In recognition of Lydiksen's dynamic and devoted service, the board bestowed the great honor of making him the only living person in the district for whom a school has ever been named. Lydiksen Elementary School, on Highland Oaks Drive, was built in 1967. In 1988, Lydiksen and Donlon Elementary Schools were transferred to the newly formed Pleasanton Unified School District, where they remain today.

After Lydiksen's only child, Marcia, graduated, he resigned from the school board, but he continued to work for the community. He was active in the establishment of the Dublin Cemetery, where many of the original Valley families are buried. He also served 12 years on the Zone 7 Water Agency.

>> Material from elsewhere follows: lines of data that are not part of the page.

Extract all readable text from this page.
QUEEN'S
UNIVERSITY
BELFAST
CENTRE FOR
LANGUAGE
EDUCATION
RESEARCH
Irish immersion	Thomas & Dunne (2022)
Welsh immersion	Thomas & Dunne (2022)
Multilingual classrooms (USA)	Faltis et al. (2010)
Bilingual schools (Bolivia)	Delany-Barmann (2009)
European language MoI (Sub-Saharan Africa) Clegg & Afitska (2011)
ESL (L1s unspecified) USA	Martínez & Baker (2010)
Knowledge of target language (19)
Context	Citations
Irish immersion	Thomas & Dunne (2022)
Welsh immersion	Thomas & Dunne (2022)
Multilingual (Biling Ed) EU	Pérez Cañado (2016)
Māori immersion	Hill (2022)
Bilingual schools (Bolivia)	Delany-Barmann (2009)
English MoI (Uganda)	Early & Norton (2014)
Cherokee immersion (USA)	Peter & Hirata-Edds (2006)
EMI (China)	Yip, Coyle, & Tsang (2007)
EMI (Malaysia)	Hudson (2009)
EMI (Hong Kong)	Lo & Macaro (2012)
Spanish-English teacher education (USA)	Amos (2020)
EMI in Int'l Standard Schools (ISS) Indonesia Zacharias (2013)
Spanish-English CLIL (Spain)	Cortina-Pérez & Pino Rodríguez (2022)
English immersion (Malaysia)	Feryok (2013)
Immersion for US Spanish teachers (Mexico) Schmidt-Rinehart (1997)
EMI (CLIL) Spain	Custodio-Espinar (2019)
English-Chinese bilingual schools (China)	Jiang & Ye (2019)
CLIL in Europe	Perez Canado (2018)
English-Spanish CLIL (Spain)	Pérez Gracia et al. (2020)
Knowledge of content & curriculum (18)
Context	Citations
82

"George provided strong leadership in controlling our destinies in terms of water management," says Kinney, who served on Zone 7 with Lydiksen. "We probably wouldn't be in as good a shape as we are now in terms of our water supply if it weren't for George - and his hard head," Kinney added, admiringly.

"George was a leader," Nielsen said. "He was instrumental in a lot of things here in the Valley. People always looked up to George Lydiksen."

The Lydiksens are familiar sights at events at the school that bears his name. They especially enjoy meeting the students who are often surprised to see that there is a real, live Mr. Lydiksen. "To go out to school and see all these wonderful and happy children - that is a pleasure," says Gladys Lydiksen.

Their daughter, Marcia Lydiksen, is a pharmacist at the Medical Center in Coer d'Alene, Idaho. As for her parents, they now spend their days in their home in Pleasanton and the lovely garden that Gladys tends in the backyard, looking back on their wonderful life together so far. "The first 80 years," George reminisces, "have been absolutely spectacular."